“My Dad Asked Where My Birthday Mercedes Was — My Husband Smiled and Said, ‘It Belongs to My Mother Now.’”

The taxi’s worn suspension groaned over the familiar speed bumps of Riverbend Shore, the upscale neighborhood where I’d grown up, where every lawn was manicured to country club standards and every mailbox bore a family name that meant something in this part of Connecticut. I pressed my forehead against the cool window and watched the estates roll past—colonials with circular driveways, Victorians with wraparound porches, the occasional modern architectural statement that the homeowners’ association had probably debated for months before reluctantly approving.

My name is Marina Feldon-Whitlock, though I’d been Marina Feldon for twenty-eight years before adding the hyphen two years ago when I married Jared. I’m thirty now, working as a pediatric speech therapist at Children’s Hospital in Hartford, living in a modest two-bedroom colonial thirty minutes from my childhood home.

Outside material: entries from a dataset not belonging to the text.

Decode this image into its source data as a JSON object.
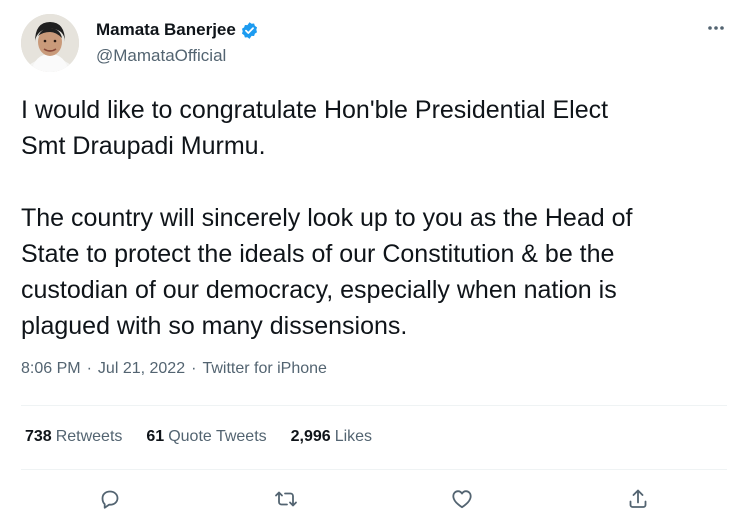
{
  "author": {
    "display_name": "Mamata Banerjee",
    "handle": "@MamataOfficial",
    "verified": true
  },
  "tweet": {
    "text": "I would like to congratulate Hon'ble Presidential Elect\nSmt Draupadi Murmu.\n\nThe country will sincerely look up to you as the Head of\nState to protect the ideals of our Constitution & be the\ncustodian of our democracy, especially when nation is\nplagued with so many dissensions.",
    "time": "8:06 PM",
    "separator": "·",
    "date": "Jul 21, 2022",
    "source": "Twitter for iPhone"
  },
  "stats": {
    "retweets": {
      "count": "738",
      "label": "Retweets"
    },
    "quote_tweets": {
      "count": "61",
      "label": "Quote Tweets"
    },
    "likes": {
      "count": "2,996",
      "label": "Likes"
    }
  },
  "icons": {
    "more": "more-options-icon",
    "verified": "verified-badge-icon",
    "reply": "reply-icon",
    "retweet": "retweet-icon",
    "like": "heart-icon",
    "share": "share-icon"
  },
  "colors": {
    "text_primary": "#0f1419",
    "text_secondary": "#536471",
    "verified_blue": "#1d9bf0",
    "divider": "#eff3f4"
  }
}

Modest by Riverbend Shore standards, anyway—anywhere else, it would be considered quite nice.

The driver, an older man with kind eyes and a Bluetooth earpiece, glanced at me in the rearview mirror. “Which house, miss?”

“The gray colonial with the black shutters,” I said. “The one with the dogwood tree in front.”

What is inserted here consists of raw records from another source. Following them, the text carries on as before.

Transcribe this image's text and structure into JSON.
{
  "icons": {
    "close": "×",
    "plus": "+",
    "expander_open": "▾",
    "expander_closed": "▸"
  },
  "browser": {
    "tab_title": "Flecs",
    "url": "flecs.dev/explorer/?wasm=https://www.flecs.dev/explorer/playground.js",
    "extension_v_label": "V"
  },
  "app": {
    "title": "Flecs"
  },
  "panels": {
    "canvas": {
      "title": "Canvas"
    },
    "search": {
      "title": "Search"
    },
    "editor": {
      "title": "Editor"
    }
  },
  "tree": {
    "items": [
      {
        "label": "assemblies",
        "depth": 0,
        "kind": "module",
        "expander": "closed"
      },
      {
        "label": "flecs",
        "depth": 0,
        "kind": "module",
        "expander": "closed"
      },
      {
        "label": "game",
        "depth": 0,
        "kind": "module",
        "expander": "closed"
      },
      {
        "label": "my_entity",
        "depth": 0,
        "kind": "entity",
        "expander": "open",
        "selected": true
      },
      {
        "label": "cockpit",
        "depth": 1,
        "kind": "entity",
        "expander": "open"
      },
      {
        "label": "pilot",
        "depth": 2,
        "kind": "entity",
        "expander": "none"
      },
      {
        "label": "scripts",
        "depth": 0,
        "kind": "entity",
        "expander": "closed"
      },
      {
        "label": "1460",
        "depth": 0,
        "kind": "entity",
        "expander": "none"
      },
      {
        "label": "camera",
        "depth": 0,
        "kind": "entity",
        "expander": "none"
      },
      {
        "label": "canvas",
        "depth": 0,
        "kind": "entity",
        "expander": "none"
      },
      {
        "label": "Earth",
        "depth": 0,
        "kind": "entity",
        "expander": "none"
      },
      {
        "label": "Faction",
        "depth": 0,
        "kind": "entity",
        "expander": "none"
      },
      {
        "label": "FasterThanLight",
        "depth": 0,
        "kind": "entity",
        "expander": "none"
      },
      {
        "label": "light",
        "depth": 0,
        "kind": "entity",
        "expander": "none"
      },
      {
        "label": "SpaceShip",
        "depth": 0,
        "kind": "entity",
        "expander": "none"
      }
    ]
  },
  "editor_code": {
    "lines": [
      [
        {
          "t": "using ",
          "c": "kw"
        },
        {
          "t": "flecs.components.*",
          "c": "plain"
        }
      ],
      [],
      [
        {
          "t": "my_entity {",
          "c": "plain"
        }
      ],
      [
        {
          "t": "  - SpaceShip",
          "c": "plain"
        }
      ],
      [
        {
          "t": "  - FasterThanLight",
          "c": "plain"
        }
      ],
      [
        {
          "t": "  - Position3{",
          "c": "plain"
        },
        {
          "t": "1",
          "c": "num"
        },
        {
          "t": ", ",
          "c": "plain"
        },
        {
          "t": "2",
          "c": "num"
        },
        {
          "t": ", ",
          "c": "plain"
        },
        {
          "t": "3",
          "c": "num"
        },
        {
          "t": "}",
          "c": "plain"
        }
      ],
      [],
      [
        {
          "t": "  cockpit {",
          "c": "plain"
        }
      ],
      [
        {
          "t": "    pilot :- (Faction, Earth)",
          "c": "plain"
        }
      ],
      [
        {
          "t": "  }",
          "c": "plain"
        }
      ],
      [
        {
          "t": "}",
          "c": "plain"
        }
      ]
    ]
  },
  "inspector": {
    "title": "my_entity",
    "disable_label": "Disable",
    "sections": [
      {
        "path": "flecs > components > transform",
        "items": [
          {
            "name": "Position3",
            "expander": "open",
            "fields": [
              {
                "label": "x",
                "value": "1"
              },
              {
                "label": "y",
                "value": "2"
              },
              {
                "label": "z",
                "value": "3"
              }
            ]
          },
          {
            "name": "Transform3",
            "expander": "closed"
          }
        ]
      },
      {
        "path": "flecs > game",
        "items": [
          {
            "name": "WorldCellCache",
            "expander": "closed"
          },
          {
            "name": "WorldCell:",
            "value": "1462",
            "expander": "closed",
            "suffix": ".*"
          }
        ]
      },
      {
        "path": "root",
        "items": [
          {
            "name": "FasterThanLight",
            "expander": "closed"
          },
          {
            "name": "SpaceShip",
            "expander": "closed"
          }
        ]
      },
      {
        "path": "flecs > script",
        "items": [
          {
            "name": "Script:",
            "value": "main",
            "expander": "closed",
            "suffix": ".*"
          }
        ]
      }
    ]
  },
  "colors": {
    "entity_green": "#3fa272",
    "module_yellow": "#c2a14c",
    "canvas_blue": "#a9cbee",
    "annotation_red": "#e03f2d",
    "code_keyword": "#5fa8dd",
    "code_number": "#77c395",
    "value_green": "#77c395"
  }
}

He nodded and pulled into the circular driveway, gravel crunching under the tires in a sound so familiar it made my chest ache with nostalgia.

I’d learned to ride a bike on this driveway. I’d scraped my knee on this gravel when I was seven and my father had carried me inside, his face pale with worry over what turned out to be nothing more than a minor scrape.

I paid the fare and added a generous tip—twenty dollars on a thirty-dollar ride—because the driver had been patient with my directions and hadn’t tried to make conversation when he’d sensed I needed quiet. He thanked me warmly and drove away, leaving me standing at the edge of my parents’ property with my purse clutched in both hands and my carefully rehearsed explanation already dissolving in my mind.

The late October sun hung low in the sky, painting everything in shades of amber and gold.

The dogwood had already lost most of its leaves, and they crunched under my feet as I walked toward the front door. I’d called earlier to say I was coming for Sunday dinner—a tradition we’d maintained even after my marriage, though Jared often found reasons to arrive late or leave early, claiming work obligations that I suspected were exaggerated.